In fact, it was usually the cleanest place in the house. The only things in her room that suggested her hobby were a box of incense and an incense holder on top of her chest of drawers.

Her appearance was also fairly normal. Although we resembled each other, her hair was dark enough that I made fun of her every time she described herself as a blonde. We had the same petite builds, the same kind of mouths that laughed at the same kind of jokes. But whereas I did have striking green eyes, hers were at best hazel. She did have great taste in clothes, however. I was forever borrowing outfits from her. The yellow blouse and green pants I wore to Beth's party actually belonged to Jo.

"Tell him I'm going to be a minute," Jo said, finishing her hair and hurrying to the closet.

"It'll take me more than a minute to walk down to the car," I said, sitting on her rock-hard bed. Jo also practiced yoga and would never stand for a mattress that would let her spine sag.

"You look fine. Let's just go. I don't think Dan's in the best of moods."
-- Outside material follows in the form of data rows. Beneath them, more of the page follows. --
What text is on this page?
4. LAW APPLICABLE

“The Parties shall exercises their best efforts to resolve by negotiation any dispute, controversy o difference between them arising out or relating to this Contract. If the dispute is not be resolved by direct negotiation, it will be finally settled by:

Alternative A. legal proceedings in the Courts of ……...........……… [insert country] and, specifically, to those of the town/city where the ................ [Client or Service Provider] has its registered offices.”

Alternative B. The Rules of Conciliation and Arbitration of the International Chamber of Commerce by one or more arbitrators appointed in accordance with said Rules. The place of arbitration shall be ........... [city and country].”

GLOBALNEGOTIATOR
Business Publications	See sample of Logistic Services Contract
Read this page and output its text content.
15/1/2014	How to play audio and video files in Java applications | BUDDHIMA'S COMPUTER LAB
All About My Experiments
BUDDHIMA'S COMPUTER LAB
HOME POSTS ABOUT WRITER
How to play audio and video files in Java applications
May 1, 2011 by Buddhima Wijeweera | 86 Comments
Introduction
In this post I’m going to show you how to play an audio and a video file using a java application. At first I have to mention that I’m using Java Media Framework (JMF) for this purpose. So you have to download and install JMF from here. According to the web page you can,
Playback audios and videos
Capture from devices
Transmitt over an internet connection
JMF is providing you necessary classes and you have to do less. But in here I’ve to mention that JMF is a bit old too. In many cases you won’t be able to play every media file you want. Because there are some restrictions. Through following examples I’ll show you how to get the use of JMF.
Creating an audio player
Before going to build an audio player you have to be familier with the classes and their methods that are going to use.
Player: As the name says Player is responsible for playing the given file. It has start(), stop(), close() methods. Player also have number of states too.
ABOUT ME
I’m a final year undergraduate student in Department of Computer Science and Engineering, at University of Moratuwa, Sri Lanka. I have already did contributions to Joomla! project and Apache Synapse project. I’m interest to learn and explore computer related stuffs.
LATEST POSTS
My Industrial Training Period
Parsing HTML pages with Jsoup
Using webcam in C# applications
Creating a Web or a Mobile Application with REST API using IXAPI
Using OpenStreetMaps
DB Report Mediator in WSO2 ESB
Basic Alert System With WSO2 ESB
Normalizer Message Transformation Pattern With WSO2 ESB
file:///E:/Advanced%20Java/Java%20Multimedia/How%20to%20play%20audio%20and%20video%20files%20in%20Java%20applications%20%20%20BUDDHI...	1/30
Jo glanced up from digging in her closet and grinned.

"Does Spam feel uncomfortable around you now that you two have engaged in bestial activities together?"

"I didn't say we had sex." Jo always called Dan "Spam."

I had long ago ceased trying to free her of the habit. It is interesting that I was one of the few people Jo never gave a nickname to, and I was her best friend.

"Yes, you did," Jo said, finding what she was looking for, which appeared to be a lump of metal. "You said he undressed you, you undressed him, and then the two of you let things take their natural course."

"Stop," I pleaded. "We have to drive to the party in the same car in a few minutes, for Christ's sake." I paused.

"What's that? Another magnet?"

"Yeah."

"What happened to the last one?" I asked as I picked up a small pile of typed papers lying on her bed.

"I still have it. But this one's stronger. It's used for a different purpose." She squeezed it into the pocket of her black pants. Like any good witch, Jo loved to wear black.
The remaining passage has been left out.